Can You Let Go. . . In Order to Be?
In his book of Celtic wisdom, Anam Cara, philosopher John O’Donohue says, “We have to let go in order to be; we have to stop forcing ourselves, or we will never enter or own belonging.” And, he says there is one thing that is absolutely essential for developing a real sense of individuality, and that is silence. He says, “If you are afraid of your solitude, . . . you will never enter your own depth.”
Please understand, as I listened to our very kind and experienced teacher in this retreat, I was in no way critical of him. I liked him. I wanted to like what he was saying. But I began to see that some of my questions to him carried an undercurrent of doubt, and so I tried to tamp down my critical and judgmental tendency. I had a lot of agreement with him on topics of mind-training, contemporary psychology, and meditation, but at one point it became clear that the tradition he embraces equates consciousness with the concept of soul—something my tradition does not do. So I kept asking him about that, and wondering how to square his approach with mine. I was doing what the familiar Lezlie identity always does: gather data; try to figure things out.
Oy-Vey. . .
Of course you see the ridiculousness of what I was doing. I was throwing up a screen of resistance to coming into silence by giving full attention to what was intellectually bothering me. My default mode was running full bore.
But thankfully, I did get a grip. My purpose in this situation was to watch the fact that I was bothered, judgmental, annoyed because the retreat was not geared toward what I thought I needed. In fact, what was unfolding before me was exactly what I needed. To wake up to a pattern that was stalling me in the cultivation of peace and equanimity.
Who gives a rip about data, for god’s sake?? Every single condition of this retreat was giving me the opportunity to practice patience, tolerance, acceptance, kindness, open-heartedness—and stillness. I was being called to accept the wisdom and insight that is always available to me, no matter what kind of clothing it is wearing. And it was leading me to simply get quiet.
A Practice That Invites Us to Start Anew
O’Donohue says, “If you have a trust in and an expectation of your own solitude, everything that you need to know will be revealed to you.” This is another pertinent quotation from Anam Cara, a book I read seventeen years ago, and should have read again before going on retreat.
So, my grip on a certain part of my identity was not a good thing.
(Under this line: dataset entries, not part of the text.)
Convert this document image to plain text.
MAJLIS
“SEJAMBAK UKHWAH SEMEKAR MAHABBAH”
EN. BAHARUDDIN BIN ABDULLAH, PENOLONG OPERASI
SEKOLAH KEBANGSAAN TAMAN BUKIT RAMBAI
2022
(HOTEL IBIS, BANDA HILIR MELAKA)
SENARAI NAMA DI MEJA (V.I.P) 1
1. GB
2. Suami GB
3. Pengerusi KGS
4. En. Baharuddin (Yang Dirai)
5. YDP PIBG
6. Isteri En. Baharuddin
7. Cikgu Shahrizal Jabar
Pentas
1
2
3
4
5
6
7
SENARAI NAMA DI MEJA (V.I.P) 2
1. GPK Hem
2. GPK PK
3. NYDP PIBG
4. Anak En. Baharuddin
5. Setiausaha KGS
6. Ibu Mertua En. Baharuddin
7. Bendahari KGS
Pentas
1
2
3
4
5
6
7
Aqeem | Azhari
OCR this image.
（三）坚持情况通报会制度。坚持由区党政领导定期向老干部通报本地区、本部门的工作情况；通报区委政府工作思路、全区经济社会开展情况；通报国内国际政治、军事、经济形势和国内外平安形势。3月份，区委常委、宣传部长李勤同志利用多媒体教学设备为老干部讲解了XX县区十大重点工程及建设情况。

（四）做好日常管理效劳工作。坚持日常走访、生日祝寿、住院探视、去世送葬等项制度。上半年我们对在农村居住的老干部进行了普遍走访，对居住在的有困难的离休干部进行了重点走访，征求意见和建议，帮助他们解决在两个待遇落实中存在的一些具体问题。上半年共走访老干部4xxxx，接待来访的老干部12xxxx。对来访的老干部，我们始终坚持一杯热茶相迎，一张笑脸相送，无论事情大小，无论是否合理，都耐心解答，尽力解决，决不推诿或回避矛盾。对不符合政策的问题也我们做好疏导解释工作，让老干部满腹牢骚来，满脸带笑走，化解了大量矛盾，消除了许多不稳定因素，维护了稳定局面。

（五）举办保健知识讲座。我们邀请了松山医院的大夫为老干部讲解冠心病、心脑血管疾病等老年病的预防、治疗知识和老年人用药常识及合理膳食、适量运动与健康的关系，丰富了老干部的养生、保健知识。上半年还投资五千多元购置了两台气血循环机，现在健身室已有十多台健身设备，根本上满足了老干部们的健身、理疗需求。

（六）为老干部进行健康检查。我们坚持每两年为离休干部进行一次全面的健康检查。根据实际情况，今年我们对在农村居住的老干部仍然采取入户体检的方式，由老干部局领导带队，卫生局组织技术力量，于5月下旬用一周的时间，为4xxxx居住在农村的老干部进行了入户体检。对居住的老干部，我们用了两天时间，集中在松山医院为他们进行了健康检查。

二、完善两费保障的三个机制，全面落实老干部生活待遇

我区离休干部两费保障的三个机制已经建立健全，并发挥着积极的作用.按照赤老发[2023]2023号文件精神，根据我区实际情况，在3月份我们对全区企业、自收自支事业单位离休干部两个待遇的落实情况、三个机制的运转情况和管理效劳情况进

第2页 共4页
And I am not proud of my attachment to a version of Lezlie that just was not appropriate on silent retreat. And, too, I was astounded at how immediately I dropped my previously held desire for silence and equanimity and jumped into that version of self.
But there is a good side of this. I’m grateful I have a practice that allows me, over and over, to start again. To see anew. To allow the natural and easeful unfolding of Life to happen without my having to say a word. Big lesson. I get it. And one of these days, I’ll have to get it again. And when the lesson comes back around, I hope to bring to myself the compassion and patience I want to offer the world.
One last thought from John O’Donohue about silence and solitude. He offers these practices as antidotes to our suffering, our craving and clinging, our anxiety and fearfulness, our endless chatter, and futile identity construction. Through silence, he says, “we will enter into a world of gentle possibility, a place of ease, delight, and celebration.”
May all of our days be filled with gentle possibility.